Planning for Sustainability

At the end of the 3-year grant period, each of the subgrantees developed a plan for sustaining support services for crime victims with disabilities long after completing the project. The subgrantees designed their strategies for sustaining the project after OVC’s funding ended following the best practices they developed during the grant period:

  • Institutionalize changes to keep accessibility at the forefront. Subgrantees’ plans for sustainability included commitments to continue in-house training programs, adjust policy as needed, improve the physical accessibility of their facilities, and find ways to make the process for applying for and receiving services more accessible.

  • Maintain and develop ongoing relationships with people with disabilities, community groups, and organizations that provide services to crime victims and/or people with disabilities. Projects focused on continuing coalition work, advisory groups, and other interagency partnerships; furthering the dialog started with law enforcement, victim service providers, and the local disability community; establishing new avenues for outreach to and feedback from people with disabilities; and investing in resources and technology to keep people connected to the project.

  • Continue to measure changes, successes, and barriers in accessibility to victim services and the criminal justice system. Subgrantee plans in this area varied according to the nature of their projects. Some planned to continue annual consumer satisfaction surveys; others planned to establish new systems to monitor program accessibility and client safety; and most expected their programming and protocols to continue to evolve.

Strategies advanced by project leaders and their partners to support sustainability plans included the following:

  • Keep partners engaged and excited about the work.

  • Maintain funding for advocacy positions.

  • Continue to foster new relationships.

  • Reach out to underserved populations that could not be reached in the first 3 years.

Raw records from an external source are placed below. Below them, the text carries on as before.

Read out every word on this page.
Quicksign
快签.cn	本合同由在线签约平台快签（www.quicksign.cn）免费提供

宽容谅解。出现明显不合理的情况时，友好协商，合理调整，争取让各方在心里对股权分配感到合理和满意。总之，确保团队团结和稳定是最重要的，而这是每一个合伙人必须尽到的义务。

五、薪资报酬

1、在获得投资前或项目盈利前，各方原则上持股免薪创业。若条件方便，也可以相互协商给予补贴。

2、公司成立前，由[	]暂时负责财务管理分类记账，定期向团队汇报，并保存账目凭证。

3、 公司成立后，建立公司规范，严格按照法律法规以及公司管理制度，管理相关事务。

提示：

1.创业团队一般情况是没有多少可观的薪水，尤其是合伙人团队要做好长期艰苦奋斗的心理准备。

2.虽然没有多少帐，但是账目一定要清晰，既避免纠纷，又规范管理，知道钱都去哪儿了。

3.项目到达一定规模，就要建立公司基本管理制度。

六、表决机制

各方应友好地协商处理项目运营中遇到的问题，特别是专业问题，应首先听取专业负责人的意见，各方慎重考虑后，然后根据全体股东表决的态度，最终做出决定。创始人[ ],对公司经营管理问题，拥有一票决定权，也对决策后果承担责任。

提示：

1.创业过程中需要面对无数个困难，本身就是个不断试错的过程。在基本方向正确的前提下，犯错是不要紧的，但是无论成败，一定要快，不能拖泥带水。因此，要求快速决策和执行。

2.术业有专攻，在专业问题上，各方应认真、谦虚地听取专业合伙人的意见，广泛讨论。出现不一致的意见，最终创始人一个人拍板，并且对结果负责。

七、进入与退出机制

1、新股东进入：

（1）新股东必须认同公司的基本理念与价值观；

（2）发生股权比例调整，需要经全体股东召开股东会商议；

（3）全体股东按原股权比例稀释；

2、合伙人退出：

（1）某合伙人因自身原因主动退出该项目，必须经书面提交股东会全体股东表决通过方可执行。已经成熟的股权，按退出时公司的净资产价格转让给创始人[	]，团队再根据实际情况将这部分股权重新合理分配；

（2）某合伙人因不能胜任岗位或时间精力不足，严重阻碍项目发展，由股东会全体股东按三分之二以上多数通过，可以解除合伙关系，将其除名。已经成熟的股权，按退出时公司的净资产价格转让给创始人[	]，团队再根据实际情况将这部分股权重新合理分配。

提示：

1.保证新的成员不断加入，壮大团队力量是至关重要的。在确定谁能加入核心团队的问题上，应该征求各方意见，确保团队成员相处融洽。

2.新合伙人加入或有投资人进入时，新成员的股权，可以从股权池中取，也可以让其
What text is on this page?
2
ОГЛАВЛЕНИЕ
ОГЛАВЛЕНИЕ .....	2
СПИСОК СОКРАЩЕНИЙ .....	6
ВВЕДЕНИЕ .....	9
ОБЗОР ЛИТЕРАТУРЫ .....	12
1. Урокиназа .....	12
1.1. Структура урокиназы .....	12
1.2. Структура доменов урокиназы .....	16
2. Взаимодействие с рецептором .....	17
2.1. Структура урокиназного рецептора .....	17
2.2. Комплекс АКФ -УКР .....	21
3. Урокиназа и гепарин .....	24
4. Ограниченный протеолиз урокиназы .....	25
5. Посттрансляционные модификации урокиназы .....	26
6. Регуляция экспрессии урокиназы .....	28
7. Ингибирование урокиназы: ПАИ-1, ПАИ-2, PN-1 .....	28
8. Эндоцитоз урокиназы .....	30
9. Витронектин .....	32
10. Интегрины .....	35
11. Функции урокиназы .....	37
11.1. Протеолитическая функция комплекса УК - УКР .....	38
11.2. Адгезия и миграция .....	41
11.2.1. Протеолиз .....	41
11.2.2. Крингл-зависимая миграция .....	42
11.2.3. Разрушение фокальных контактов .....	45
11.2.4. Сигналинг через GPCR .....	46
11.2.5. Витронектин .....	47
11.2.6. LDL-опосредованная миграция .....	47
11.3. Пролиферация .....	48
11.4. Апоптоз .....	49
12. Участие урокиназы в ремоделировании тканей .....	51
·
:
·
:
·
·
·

  • Use new partners to spread the message through train-the-trainer initiatives.

  • Continue to disseminate training videos and materials.

  • Seek new funding to expand work initiated during the project.

  • Pursue certification to provide continuing education for law enforcement.
As the subgrantees noted, funding can be critical to maintaining services. However, sustainability planning in this instance was not so much about financial planning but rather to ensure that the work accomplished would have lasting impact and forward momentum, with or without continued funding.